Durch die Beschränkung der Anzahl der stimmberechtigten Mitglieder gibt es Monate, in denen Deutschland als mit Abstand größte Volkswirtschaft der Eurozone kein Stimmrecht hat im EZB.
Lieber Don Geraldo,
die Anzahl der Sitze je Land im EU-Parlament ist ein Kompromiß zwischen mehreren einander eigentlich ausschließenden Wünschen:
a) jedes Land soll genug Sitze bekommen, daß auch unter dessen Abgeordneten ein gewisses Maß an Meinungspluralismus abgebildet wird (was kaum der Fall wäre, wenn das Land nur zwei Sitze hätte);
b) das Parlament soll nicht übermäßig groß sein, damit es noch arbeitsfähig ist und es nicht mehrere Legislaturperioden bräuchte, bis ein Abgeordneter einmal zu Wort käme;
c) gleichzeitig sollen die kleineren Staaten durch die aus a) und b) entstehenden Bedingungen nicht so viel Gewicht bekommen, daß sie allein dadurch eine Sperrminorität erhalten.
Herr Geraldo,
der Bundestag setzt sich eben nicht nur proportional zur Bevölkerungsgröße aus den Abgeordneten der verschiedenen Bundesländer zusammen. Schauen Sie mal auf den Zuschnitt der Wahlkreise: Einige haben unter 250.000 Einwohner*innen, andere über 300.000.

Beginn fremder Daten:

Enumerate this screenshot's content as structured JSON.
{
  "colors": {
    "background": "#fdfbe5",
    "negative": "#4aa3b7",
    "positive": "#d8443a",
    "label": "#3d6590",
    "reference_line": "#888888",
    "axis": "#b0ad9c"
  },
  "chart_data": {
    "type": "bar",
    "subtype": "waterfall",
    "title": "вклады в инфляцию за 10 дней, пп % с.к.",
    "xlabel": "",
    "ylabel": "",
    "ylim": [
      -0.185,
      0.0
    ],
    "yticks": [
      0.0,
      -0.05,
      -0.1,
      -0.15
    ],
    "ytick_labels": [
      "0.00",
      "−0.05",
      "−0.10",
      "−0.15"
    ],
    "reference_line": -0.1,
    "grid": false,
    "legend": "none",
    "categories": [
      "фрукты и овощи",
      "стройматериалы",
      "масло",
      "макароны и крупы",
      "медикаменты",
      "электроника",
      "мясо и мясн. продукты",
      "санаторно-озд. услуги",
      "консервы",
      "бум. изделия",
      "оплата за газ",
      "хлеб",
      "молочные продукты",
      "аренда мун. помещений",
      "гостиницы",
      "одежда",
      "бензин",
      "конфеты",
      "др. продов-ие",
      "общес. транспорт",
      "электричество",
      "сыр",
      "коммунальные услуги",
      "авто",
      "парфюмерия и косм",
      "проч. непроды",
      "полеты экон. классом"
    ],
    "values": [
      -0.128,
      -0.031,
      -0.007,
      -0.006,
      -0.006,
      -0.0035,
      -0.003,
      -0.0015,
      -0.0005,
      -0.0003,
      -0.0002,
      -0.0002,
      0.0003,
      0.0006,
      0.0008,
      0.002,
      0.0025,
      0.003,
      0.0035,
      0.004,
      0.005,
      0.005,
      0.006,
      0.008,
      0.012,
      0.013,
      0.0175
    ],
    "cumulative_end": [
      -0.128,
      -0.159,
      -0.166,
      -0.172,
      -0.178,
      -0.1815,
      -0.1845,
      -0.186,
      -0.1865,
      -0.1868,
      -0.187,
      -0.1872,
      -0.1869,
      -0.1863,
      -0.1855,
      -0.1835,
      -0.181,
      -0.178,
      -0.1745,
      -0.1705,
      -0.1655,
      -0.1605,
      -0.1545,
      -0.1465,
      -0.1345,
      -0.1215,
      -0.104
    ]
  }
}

Und: Sicherlich können Sie Bundesrat und EU-Ministerrat vergleichen. Ich schreib ja auch lediglich, dass dieser Vergleich m. E. hinkt; nicht, dass er nicht angestellt werden darf.
Zudem gibt es im Ministerrat bei vielen Themen qualifizierte oder doppelte Mehrheiten, was ich für ein probates Mittel halte.
Was die Entscheidungsfindung im EZB-Rat angeht, handelt es sich ebenfalls um einen Kompromiss aus Durchsetzung des Repräsentationsprinzips und Praktikabilität bei nunmehr 19 Mitgliedern. Durch die Einteilung in Ländergruppen und der Maßgabe, dass die EZB-Ratsmitglieder, also die nationalen Notenbankchefs, eben nicht als Vertreter ihrer jeweiligen Staaten, sondern als Experten auftreten, kann Deutschland es durchaus verkraften, alle 5 Monate einmal „aussetzen“ zu müssen.
Mir ist nicht ganz klar, in welche Richtung Ihre Kritik eigentlich geht?
Der EU ist als politischem Gebilde sui generis eine weitere Demokratisierung, die doch mit den letzten Vertragsreformen zweifelsohne vorgenommen wurde, durchaus zu wünschen. Demokratisierung muss dabei nicht unbedingt Parlamentarisierung heißen.
Über all dies ließe sich trefflich diskutieren. Leider steht dem Ihr apodiktischer und herablassender Diskussionsstil entgegen.
Man stelle sich vor, die Stimme eines Wählers aus Rhode Island wäre hundert mal soviel wert , wie die eines Kaliforniers!
Dann wären die USA keine Demokratie, und die BRD-Medien würden geifern.